What to Do if Your Dog is Suffering from Heat Stroke

It is incredibly important that you act as quickly as possible if your dog is suffering from this condition. You need to recognise the signs and the causes of the issue, whether that is too much heat or some other issue. The first step you need to take is to reduce your dog’s body temperature as soon as possible.

If you are out on a walk and you suspect that your dog is suffering from heat stroke, look for places to cool them down. Try to find some water like a stream, river or lake where you can immerse their body. Additionally, if there is a drinking fountain or tap nearby you can splash some water over you do to cool them down.

Another great way to cool a dog down suffering from heatstroke is to cover them in a wet towel. This will quickly and safely reduce their body temperature.

It is important to only use cool water, not iced or very cold water. While you may think that using very cold water is better, it can actually make the cooling process more challenging for your dog. This is because cold water can cause blood vessels near the surface of the body to constrict. Gradually reducing your dog’s temperature is much better than trying to do it suddenly. This also goes for drinking water as well.

Once your dog’s temperature has been reduced sufficiently, you should take them to the vets as soon as possible. Your vet can examine your dog and ensure that their normal body temperature has been reached, and that no permanent damage has been done.

How to Prevent Heat Stroke from Occurring on Walks

As we wrote earlier in this article, the best way to prevent heat related problems from occurring on walks is to take your dog out during a cooler time of the day. However, there are times when things are completely out of your control. If this is the case, there are some things you can do to make the likelihood of heatstroke occurring much less likely. Check them out below:

Keep your dog hydrated throughout the day – Giving your dog access to fresh cool water at all times during the day will help prevent heat related problems from occurring during walks.

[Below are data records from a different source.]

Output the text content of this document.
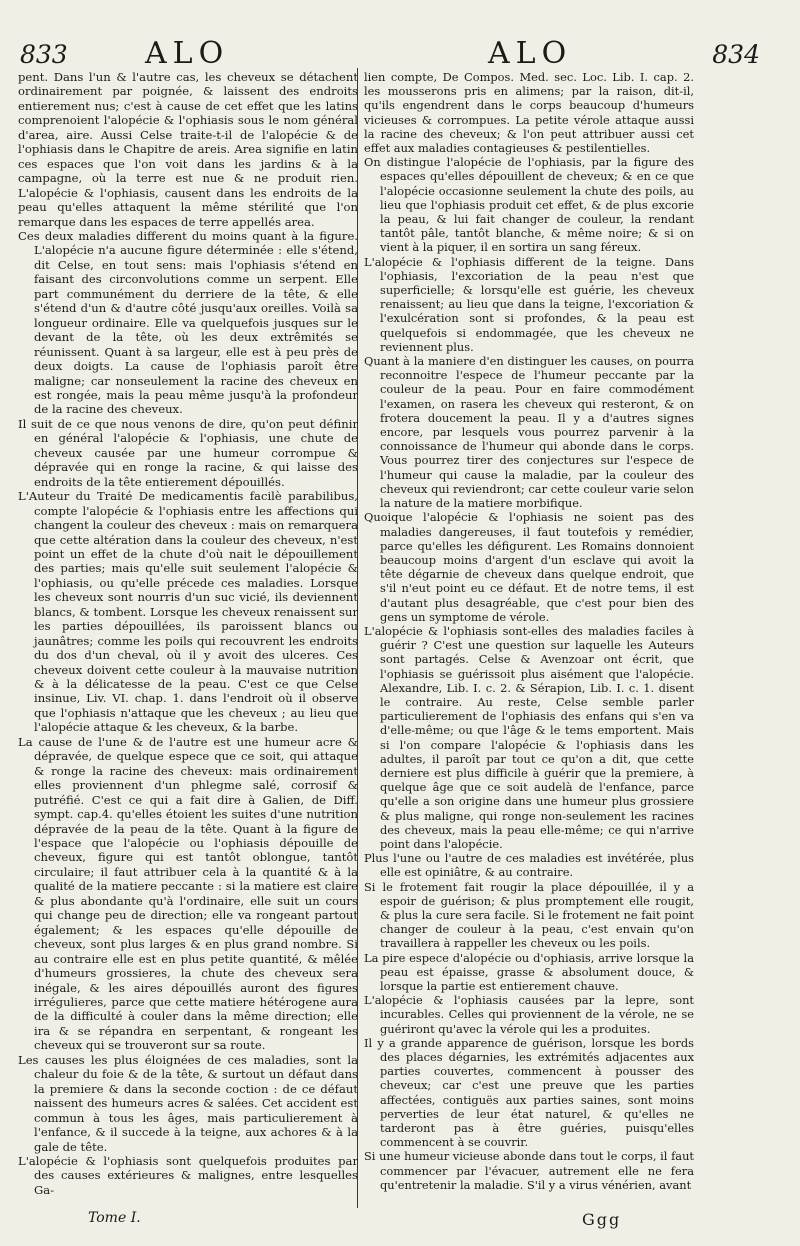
833	ALO	ALO	834

pent. Dans l'un & l'autre cas, les cheveux se détachent ordinairement par poignée, & laissent des endroits entierement nus; c'est à cause de cet effet que les latins comprenoient l'alopécie & l'ophiasis sous le nom général d'area, aire. Aussi Celse traite-t-il de l'alopécie & de l'ophiasis dans le Chapitre de areis. Area signifie en latin ces espaces que l'on voit dans les jardins & à la campagne, où la terre est nue & ne produit rien. L'alopécie & l'ophiasis, causent dans les endroits de la peau qu'elles attaquent la même stérilité que l'on remarque dans les espaces de terre appellés area.

Ces deux maladies different du moins quant à la figure. L'alopécie n'a aucune figure déterminée : elle s'étend, dit Celse, en tout sens: mais l'ophiasis s'étend en faisant des circonvolutions comme un serpent. Elle part communément du derriere de la tête, & elle s'étend d'un & d'autre côté jusqu'aux oreilles. Voilà sa longueur ordinaire. Elle va quelquefois jusques sur le devant de la tête, où les deux extrêmités se réunissent. Quant à sa largeur, elle est à peu près de deux doigts. La cause de l'ophiasis paroît être maligne; car nonseulement la racine des cheveux en est rongée, mais la peau même jusqu'à la profondeur de la racine des cheveux.

Il suit de ce que nous venons de dire, qu'on peut définir en général l'alopécie & l'ophiasis, une chute de cheveux causée par une humeur corrompue & dépravée qui en ronge la racine, & qui laisse des endroits de la tête entierement dépouillés.

L'Auteur du Traité De medicamentis facilè parabilibus, compte l'alopécie & l'ophiasis entre les affections qui changent la couleur des cheveux : mais on remarquera que cette altération dans la couleur des cheveux, n'est point un effet de la chute d'où nait le dépouillement des parties; mais qu'elle suit seulement l'alopécie & l'ophiasis, ou qu'elle précede ces maladies. Lorsque les cheveux sont nourris d'un suc vicié, ils deviennent blancs, & tombent. Lorsque les cheveux renaissent sur les parties dépouillées, ils paroissent blancs ou jaunâtres; comme les poils qui recouvrent les endroits du dos d'un cheval, où il y avoit des ulceres. Ces cheveux doivent cette couleur à la mauvaise nutrition & à la délicatesse de la peau. C'est ce que Celse insinue, Liv. VI. chap. 1. dans l'endroit où il observe que l'ophiasis n'attaque que les cheveux ; au lieu que l'alopécie attaque & les cheveux, & la barbe.

La cause de l'une & de l'autre est une humeur acre & dépravée, de quelque espece que ce soit, qui attaque & ronge la racine des cheveux: mais ordinairement elles proviennent d'un phlegme salé, corrosif & putréfié. C'est ce qui a fait dire à Galien, de Diff. sympt. cap.4. qu'elles étoient les suites d'une nutrition dépravée de la peau de la tête. Quant à la figure de l'espace que l'alopécie ou l'ophiasis dépouille de cheveux, figure qui est tantôt oblongue, tantôt circulaire; il faut attribuer cela à la quantité & à la qualité de la matiere peccante : si la matiere est claire & plus abondante qu'à l'ordinaire, elle suit un cours qui change peu de direction; elle va rongeant partout également; & les espaces qu'elle dépouille de cheveux, sont plus larges & en plus grand nombre. Si au contraire elle est en plus petite quantité, & mêlée d'humeurs grossieres, la chute des cheveux sera inégale, & les aires dépouillés auront des figures irrégulieres, parce que cette matiere hétérogene aura de la difficulté à couler dans la même direction; elle ira & se répandra en serpentant, & rongeant les cheveux qui se trouveront sur sa route.

Les causes les plus éloignées de ces maladies, sont la chaleur du foie & de la tête, & surtout un défaut dans la premiere & dans la seconde coction : de ce défaut naissent des humeurs acres & salées. Cet accident est commun à tous les âges, mais particulierement à l'enfance, & il succede à la teigne, aux achores & à la gale de tête.

L'alopécie & l'ophiasis sont quelquefois produites par des causes extérieures & malignes, entre lesquelles Ga-

lien compte, De Compos. Med. sec. Loc. Lib. I. cap. 2. les mousserons pris en alimens; par la raison, dit-il, qu'ils engendrent dans le corps beaucoup d'humeurs vicieuses & corrompues. La petite vérole attaque aussi la racine des cheveux; & l'on peut attribuer aussi cet effet aux maladies contagieuses & pestilentielles.

On distingue l'alopécie de l'ophiasis, par la figure des espaces qu'elles dépouillent de cheveux; & en ce que l'alopécie occasionne seulement la chute des poils, au lieu que l'ophiasis produit cet effet, & de plus excorie la peau, & lui fait changer de couleur, la rendant tantôt pâle, tantôt blanche, & même noire; & si on vient à la piquer, il en sortira un sang féreux.

L'alopécie & l'ophiasis different de la teigne. Dans l'ophiasis, l'excoriation de la peau n'est que superficielle; & lorsqu'elle est guérie, les cheveux renaissent; au lieu que dans la teigne, l'excoriation & l'exulcération sont si profondes, & la peau est quelquefois si endommagée, que les cheveux ne reviennent plus.

Quant à la maniere d'en distinguer les causes, on pourra reconnoitre l'espece de l'humeur peccante par la couleur de la peau. Pour en faire commodément l'examen, on rasera les cheveux qui resteront, & on frotera doucement la peau. Il y a d'autres signes encore, par lesquels vous pourrez parvenir à la connoissance de l'humeur qui abonde dans le corps. Vous pourrez tirer des conjectures sur l'espece de l'humeur qui cause la maladie, par la couleur des cheveux qui reviendront; car cette couleur varie selon la nature de la matiere morbifique.

Quoique l'alopécie & l'ophiasis ne soient pas des maladies dangereuses, il faut toutefois y remédier, parce qu'elles les défigurent. Les Romains donnoient beaucoup moins d'argent d'un esclave qui avoit la tête dégarnie de cheveux dans quelque endroit, que s'il n'eut point eu ce défaut. Et de notre tems, il est d'autant plus desagréable, que c'est pour bien des gens un symptome de vérole.

L'alopécie & l'ophiasis sont-elles des maladies faciles à guérir ? C'est une question sur laquelle les Auteurs sont partagés. Celse & Avenzoar ont écrit, que l'ophiasis se guérissoit plus aisément que l'alopécie. Alexandre, Lib. I. c. 2. & Sérapion, Lib. I. c. 1. disent le contraire. Au reste, Celse semble parler particulierement de l'ophiasis des enfans qui s'en va d'elle-même; ou que l'âge & le tems emportent. Mais si l'on compare l'alopécie & l'ophiasis dans les adultes, il paroît par tout ce qu'on a dit, que cette derniere est plus difficile à guérir que la premiere, à quelque âge que ce soit audelà de l'enfance, parce qu'elle a son origine dans une humeur plus grossiere & plus maligne, qui ronge non-seulement les racines des cheveux, mais la peau elle-même; ce qui n'arrive point dans l'alopécie.

Plus l'une ou l'autre de ces maladies est invétérée, plus elle est opiniâtre, & au contraire.

Si le frotement fait rougir la place dépouillée, il y a espoir de guérison; & plus promptement elle rougit, & plus la cure sera facile. Si le frotement ne fait point changer de couleur à la peau, c'est envain qu'on travaillera à rappeller les cheveux ou les poils.

La pire espece d'alopécie ou d'ophiasis, arrive lorsque la peau est épaisse, grasse & absolument douce, & lorsque la partie est entierement chauve.

L'alopécie & l'ophiasis causées par la lepre, sont incurables. Celles qui proviennent de la vérole, ne se guériront qu'avec la vérole qui les a produites.

Il y a grande apparence de guérison, lorsque les bords des places dégarnies, les extrémités adjacentes aux parties couvertes, commencent à pousser des cheveux; car c'est une preuve que les parties affectées, contiguës aux parties saines, sont moins perverties de leur état naturel, & qu'elles ne tarderont pas à être guéries, puisqu'elles commencent à se couvrir.

Si une humeur vicieuse abonde dans tout le corps, il faut commencer par l'évacuer, autrement elle ne fera qu'entretenir la maladie. S'il y a virus vénérien, avant

Tome I.	Ggg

Keep them out of the sun – If your dog has been sitting in the sun all day and then goes for a walk, they will be much more likely to overheat. Try to keep them in a cool environment out of the sun both at home and when they go out for walks.

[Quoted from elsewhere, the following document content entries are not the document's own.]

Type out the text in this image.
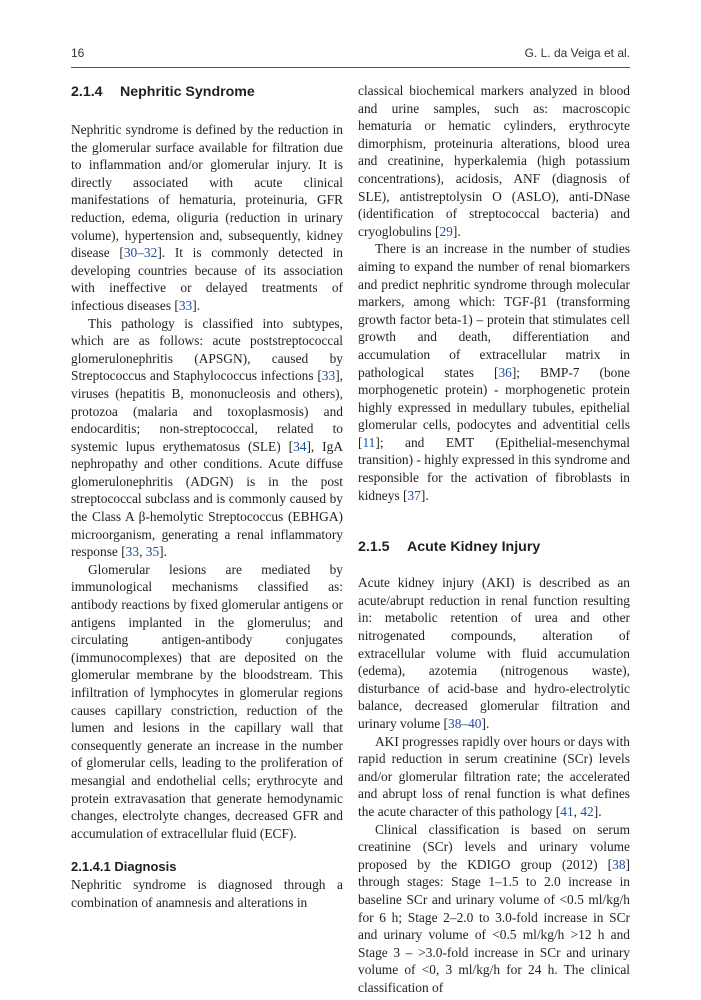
16	G. L. da Veiga et al.
2.1.4 Nephritic Syndrome

Nephritic syndrome is defined by the reduction in the glomerular surface available for filtration due to inflammation and/or glomerular injury. It is directly associated with acute clinical manifestations of hematuria, proteinuria, GFR reduction, edema, oliguria (reduction in urinary volume), hypertension and, subsequently, kidney disease [30–32]. It is commonly detected in developing countries because of its association with ineffective or delayed treatments of infectious diseases [33].

This pathology is classified into subtypes, which are as follows: acute poststreptococcal glomerulonephritis (APSGN), caused by Streptococcus and Staphylococcus infections [33], viruses (hepatitis B, mononucleosis and others), protozoa (malaria and toxoplasmosis) and endocarditis; non-streptococcal, related to systemic lupus erythematosus (SLE) [34], IgA nephropathy and other conditions. Acute diffuse glomerulonephritis (ADGN) is in the post streptococcal subclass and is commonly caused by the Class A β-hemolytic Streptococcus (EBHGA) microorganism, generating a renal inflammatory response [33, 35].

Glomerular lesions are mediated by immunological mechanisms classified as: antibody reactions by fixed glomerular antigens or antigens implanted in the glomerulus; and circulating antigen-antibody conjugates (immunocomplexes) that are deposited on the glomerular membrane by the bloodstream. This infiltration of lymphocytes in glomerular regions causes capillary constriction, reduction of the lumen and lesions in the capillary wall that consequently generate an increase in the number of glomerular cells, leading to the proliferation of mesangial and endothelial cells; erythrocyte and protein extravasation that generate hemodynamic changes, electrolyte changes, decreased GFR and accumulation of extracellular fluid (ECF).

2.1.4.1 Diagnosis

Nephritic syndrome is diagnosed through a combination of anamnesis and alterations in

classical biochemical markers analyzed in blood and urine samples, such as: macroscopic hematuria or hematic cylinders, erythrocyte dimorphism, proteinuria alterations, blood urea and creatinine, hyperkalemia (high potassium concentrations), acidosis, ANF (diagnosis of SLE), antistreptolysin O (ASLO), anti-DNase (identification of streptococcal bacteria) and cryoglobulins [29].

There is an increase in the number of studies aiming to expand the number of renal biomarkers and predict nephritic syndrome through molecular markers, among which: TGF-β1 (transforming growth factor beta-1) – protein that stimulates cell growth and death, differentiation and accumulation of extracellular matrix in pathological states [36]; BMP-7 (bone morphogenetic protein) - morphogenetic protein highly expressed in medullary tubules, epithelial glomerular cells, podocytes and adventitial cells [11]; and EMT (Epithelial-mesenchymal transition) - highly expressed in this syndrome and responsible for the activation of fibroblasts in kidneys [37].

2.1.5 Acute Kidney Injury

Acute kidney injury (AKI) is described as an acute/abrupt reduction in renal function resulting in: metabolic retention of urea and other nitrogenated compounds, alteration of extracellular volume with fluid accumulation (edema), azotemia (nitrogenous waste), disturbance of acid-base and hydro-electrolytic balance, decreased glomerular filtration and urinary volume [38–40].

AKI progresses rapidly over hours or days with rapid reduction in serum creatinine (SCr) levels and/or glomerular filtration rate; the accelerated and abrupt loss of renal function is what defines the acute character of this pathology [41, 42].

Clinical classification is based on serum creatinine (SCr) levels and urinary volume proposed by the KDIGO group (2012) [38] through stages: Stage 1–1.5 to 2.0 increase in baseline SCr and urinary volume of <0.5 ml/kg/h for 6 h; Stage 2–2.0 to 3.0-fold increase in SCr and urinary volume of <0.5 ml/kg/h >12 h and Stage 3 – >3.0-fold increase in SCr and urinary volume of <0, 3 ml/kg/h for 24 h. The clinical classification of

Cool them down with water – If it is really hot you can try and get your dog in some water. Put a wet towel over them before a walk or purchase a paddling pool that they can play in. If you live near a lake, stream or river you can also start the walk off with a swim.

Make some cold treats – Another great way to cool your dog down before a walk is to give them some cool treats. Flavoured or plain ice cubes are an excellent way to cool your dog down. We love to give our dog’s ice cubes with peas or carrot in them. However, if your dog is suffering from heat stroke do not give them ice cubes. You can read more about giving your dog ice cubes at PetMD.

Wrapping Up Can I Take My Dog for Walks in Hot Weather

The simple answer is yes, you can take your dog for walks when it is hot, but you need to avoid the hottest parts of the day. You need to be able to recognise the signs of an overheating dog and watch out for burnt paws. Always check the temperature of any surfaces you and your dog walk on before going out.